The graph reveals that a plausibly linear relationship between $\log(P)$ and $t$. It looks like the following general equation should be a good model for the data:

$$\log(P) = mt + b$$

### Your turn #1.1

Explain why we can write this equation as the model for the data.

##### Answer (Uncollapse to reveal)

We can write this equation as the model for the data because the graph shows a linear relationship between $\log(P)$ and $t$, with a nonzero intercept.

### Your turn #1.2

Estimate the slope of the line by choosing two points from the graph and calculating it. 

##### Answer

Choosing the points of (2 min, 3.6) and (6 min, 8.0) by eyeballing the graph, we approximate the slope as:

$$m = \frac{8.0 - 3.6}{6\text{ min} - 2\text{ min}} = 1.1\text{ min}^{-1}.$$

### Your turn #1.3

Explain why we assign the units of 1/minutes to the slope.

##### Answer

The units of the slope will be the units of the y-variable divided by the units of the x-variable (as slope is rise over run).

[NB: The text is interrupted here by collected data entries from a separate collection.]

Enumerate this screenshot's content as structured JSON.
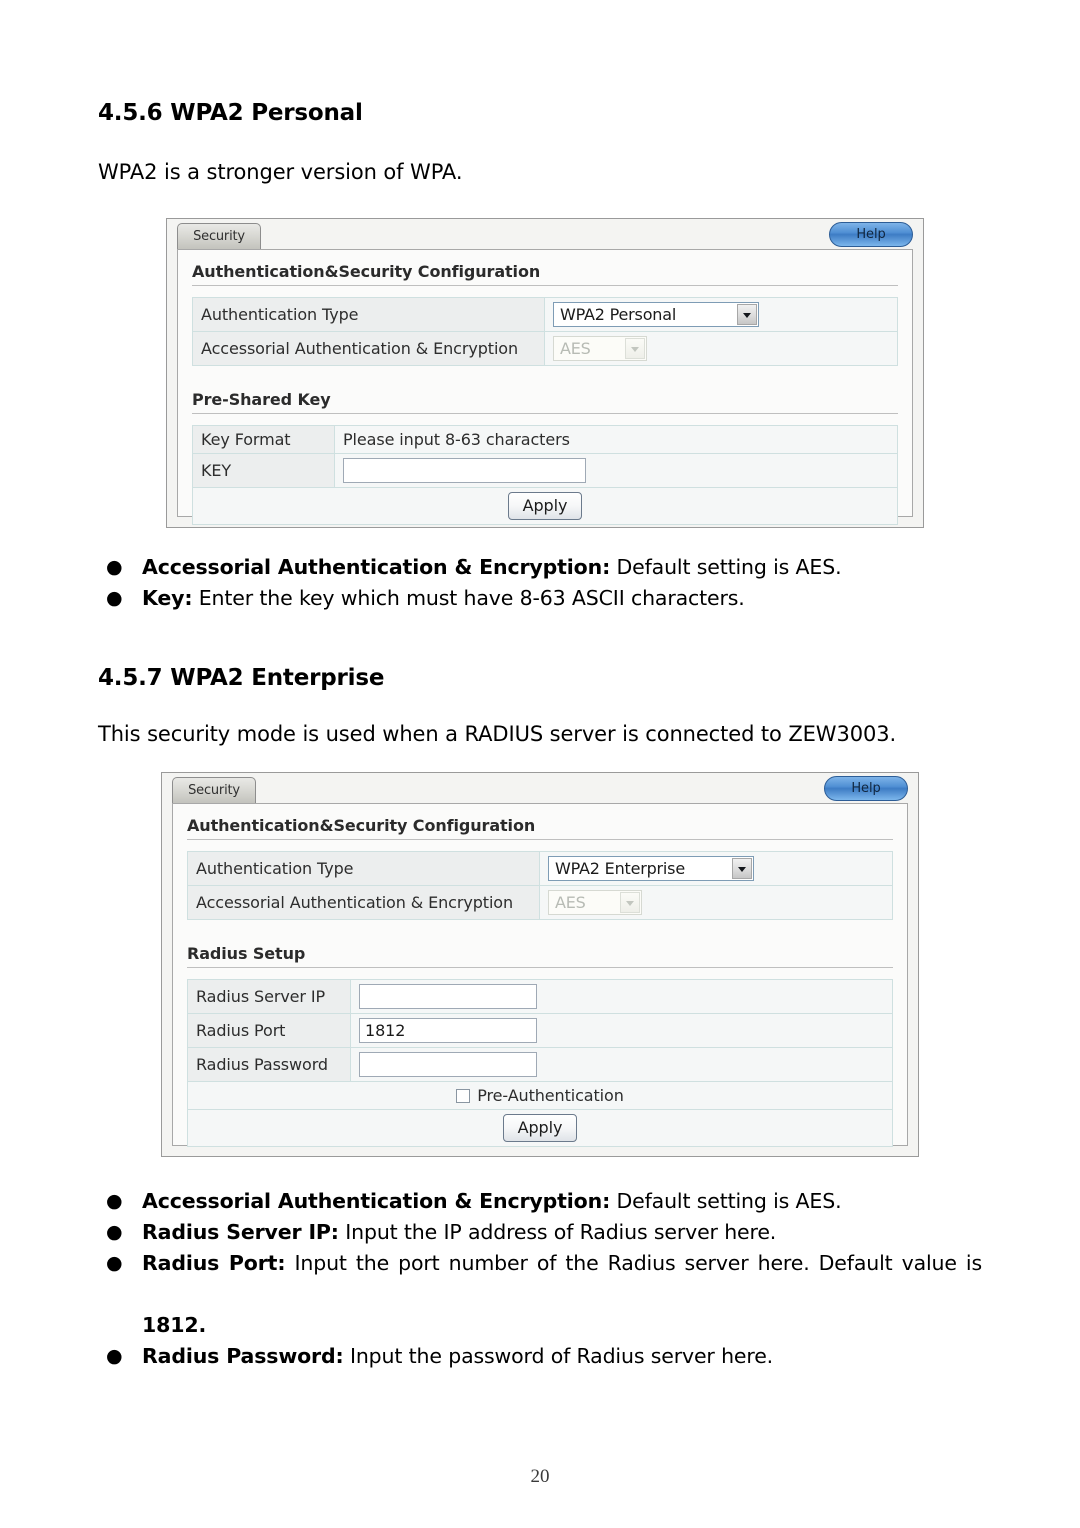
{
  "document": {
    "section_1": {
      "heading": "4.5.6 WPA2 Personal",
      "paragraph": "WPA2 is a stronger version of WPA."
    },
    "section_1_bullets": [
      {
        "bullet": "●",
        "term": "Accessorial Authentication & Encryption:",
        "text": " Default setting is AES."
      },
      {
        "bullet": "●",
        "term": "Key:",
        "text": " Enter the key which must have 8-63 ASCII characters."
      }
    ],
    "section_2": {
      "heading": "4.5.7 WPA2 Enterprise",
      "paragraph": "This security mode is used when a RADIUS server is connected to ZEW3003."
    },
    "section_2_bullets": [
      {
        "bullet": "●",
        "term": "Accessorial Authentication & Encryption:",
        "text": " Default setting is AES."
      },
      {
        "bullet": "●",
        "term": "Radius Server IP:",
        "text": " Input the IP address of Radius server here."
      },
      {
        "bullet": "●",
        "term": "Radius Port:",
        "text": " Input the port number of the Radius server here. Default value is ",
        "term2": "1812."
      },
      {
        "bullet": "●",
        "term": "Radius Password:",
        "text": "  Input the password of Radius server here."
      }
    ],
    "page_number": "20"
  },
  "panel_personal": {
    "tab_label": "Security",
    "help_label": "Help",
    "section_heading": "Authentication&Security Configuration",
    "rows": [
      {
        "label": "Authentication Type",
        "value": "WPA2 Personal",
        "control": "select"
      },
      {
        "label": "Accessorial Authentication & Encryption",
        "value": "AES",
        "control": "select-disabled"
      }
    ],
    "psk_heading": "Pre-Shared Key",
    "psk_rows": [
      {
        "label": "Key Format",
        "value": "Please input 8-63 characters",
        "control": "static"
      },
      {
        "label": "KEY",
        "value": "",
        "control": "text"
      }
    ],
    "apply_label": "Apply"
  },
  "panel_enterprise": {
    "tab_label": "Security",
    "help_label": "Help",
    "section_heading": "Authentication&Security Configuration",
    "rows": [
      {
        "label": "Authentication Type",
        "value": "WPA2 Enterprise",
        "control": "select"
      },
      {
        "label": "Accessorial Authentication & Encryption",
        "value": "AES",
        "control": "select-disabled"
      }
    ],
    "radius_heading": "Radius Setup",
    "radius_rows": [
      {
        "label": "Radius Server IP",
        "value": "",
        "control": "text"
      },
      {
        "label": "Radius Port",
        "value": "1812",
        "control": "text"
      },
      {
        "label": "Radius Password",
        "value": "",
        "control": "text"
      }
    ],
    "pre_auth_label": "Pre-Authentication",
    "pre_auth_checked": false,
    "apply_label": "Apply"
  }
}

Since $\log(P)$ is dimensionless and the units of time in the data are minutes, the units of the slope come out to be inverse minutes.

### Your turn #1.4

The value of the intercept $b$ is approximately 1.4. Briefly explain how you would find this value.

##### Answer

Knowing the slope is $m = 1.1\text{ min}^{-1}$, we can substitute a known point into the equation $\log(P) = mt + b$ to approximate what $b$ should be. As an example, using (6 min, 8.0) as an (approximate) point, we find:

$$8.0 = 1.1 \times 6 + b \implies b = 8 - 6.6 = 1.4$$
 

### Connecting the Linear and Exponential Equations

Now, let's connect our linear expression of $\log(P) = mt + b$, with the exponential equation $P_0\,e^{at}$.

Some logarithmic and mathematical rules that may be of use are given below:

- Rule 1 - Inverse properties: $\log_a(a^x) = x$ and $a^{\log_a(x)} = x$
- Rule 2 - Product: $\log_a(xy) = \log_a(x) + \log_a(y)$ and $e^{x+y} = e^x e^y$
- Rule 3 - Quotient: $\log_a(x/y) = \log_a(x) - \log_a(y)$ and $e^{x-y} = e^x/e^y$
- Rule 4 - Power: $\log_a(x^p) = p\log_a(x)$
- Rule 5 - Property of equalities: If you perform the same option on both sides of an equation, the sides remain equal to each other.    

### Your turn #1.5

For the following steps, indicate which rule was applied.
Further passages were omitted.